The centerpiece behind Support Connection is its one-on-one peer counseling. The counselors offer information about breast and ovarian cancer, emotional support, community resources and referrals and connections to other women with similar situations.
That is just the beginning. The group also has programs so women with cancer can meet for a common purpose, such as a knitting or book club. There are monthly support groups with trained facilitators who are cancer survivors, and wellness and educational workshops. There is an annual Support-A-Walk, which has increased from 800 participants in its first year to more than 9,000. There is also a toll free cancer support hotline, national teleconferencing and a website that reaches people throughout the United States.
“I always have renewed energy when I see a person who we have helped start to feel better,’’ Quinn said. “Just recently there was a person that had a kind of despair. The person talked to one of my counselors, and the woman looked like a huge weight had been lifted off her shoulders.
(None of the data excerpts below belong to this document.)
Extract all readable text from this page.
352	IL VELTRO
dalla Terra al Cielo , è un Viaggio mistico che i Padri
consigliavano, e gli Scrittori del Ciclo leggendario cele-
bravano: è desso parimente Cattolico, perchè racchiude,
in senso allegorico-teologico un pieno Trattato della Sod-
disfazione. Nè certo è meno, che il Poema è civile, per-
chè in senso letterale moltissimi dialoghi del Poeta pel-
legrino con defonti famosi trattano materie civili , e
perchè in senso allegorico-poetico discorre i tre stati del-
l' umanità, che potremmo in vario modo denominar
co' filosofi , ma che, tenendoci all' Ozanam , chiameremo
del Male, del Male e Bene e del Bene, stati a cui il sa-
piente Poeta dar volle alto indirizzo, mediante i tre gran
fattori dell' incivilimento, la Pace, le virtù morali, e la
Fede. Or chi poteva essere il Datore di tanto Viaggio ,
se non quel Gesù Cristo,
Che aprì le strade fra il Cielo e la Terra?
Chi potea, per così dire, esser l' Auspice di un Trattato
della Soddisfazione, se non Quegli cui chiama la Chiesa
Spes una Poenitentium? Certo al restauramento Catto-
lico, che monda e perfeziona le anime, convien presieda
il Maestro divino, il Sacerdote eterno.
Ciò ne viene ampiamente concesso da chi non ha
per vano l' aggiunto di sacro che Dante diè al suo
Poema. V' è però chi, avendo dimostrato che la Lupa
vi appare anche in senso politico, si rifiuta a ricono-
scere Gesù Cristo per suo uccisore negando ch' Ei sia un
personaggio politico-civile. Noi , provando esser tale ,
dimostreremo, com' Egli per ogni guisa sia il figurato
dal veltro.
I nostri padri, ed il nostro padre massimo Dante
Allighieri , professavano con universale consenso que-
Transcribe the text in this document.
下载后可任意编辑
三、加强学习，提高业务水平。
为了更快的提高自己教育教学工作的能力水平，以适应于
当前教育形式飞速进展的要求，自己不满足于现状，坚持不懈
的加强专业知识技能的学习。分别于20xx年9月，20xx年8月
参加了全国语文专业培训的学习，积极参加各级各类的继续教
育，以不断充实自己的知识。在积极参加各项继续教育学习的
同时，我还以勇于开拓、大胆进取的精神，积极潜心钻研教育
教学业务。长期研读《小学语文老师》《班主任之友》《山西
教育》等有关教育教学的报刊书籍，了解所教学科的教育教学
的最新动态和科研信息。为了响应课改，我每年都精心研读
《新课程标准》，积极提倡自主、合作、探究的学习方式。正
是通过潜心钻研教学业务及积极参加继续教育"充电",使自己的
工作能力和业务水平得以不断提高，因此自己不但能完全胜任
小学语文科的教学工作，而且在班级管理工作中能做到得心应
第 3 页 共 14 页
We’re there so people don’t have to be alone. When I get a call from someone that says one of my counselors helped get them to the next day, I feel good.”
Quinn started Support Connection after a friend was diagnosed with breast cancer and had nowhere to turn for support. Although she was uncertain at the outset on how the organization would fare over the long term, Quinn and co-founders Nancy Heller and Rick Adamski launched Support Connection.
“When I look back, we knew the need was there but we didn’t know how critical the organization would become to so many people,’’ Quinn said. “Did I know it would come to where it is today? Probably not. What I do know is that human connections are critical. Whether it’s cancer or heart disease or mental illness, having a human connection counts. In that respect, I’m not at all surprised.”
Quinn’s organization is small, but its reach is wide. "People have told me with what we’re accomplishing we should have triple the budget and double the staff,’’ she said. "But it’s about the passion. The people are so dedicated. Whatever you’re doing in life, if you believe in it, you’ll figure out a way to make it work. We rely on donations for our survival. Every cent donated means so much. My donors are directly impacting a life. That is pretty powerful."
Quinn’s daily mission has not eroded over time. She still reads Support Connection’s mission statement every day. It keeps her focused on helping people.
“My staff and volunteers work very hard so every person coming to us knows that she or he is our priority. I am so grateful for these fabulous people, therefore, I roll up my sleeves and work right beside them. I get my energy because I know there are people out there who need us.”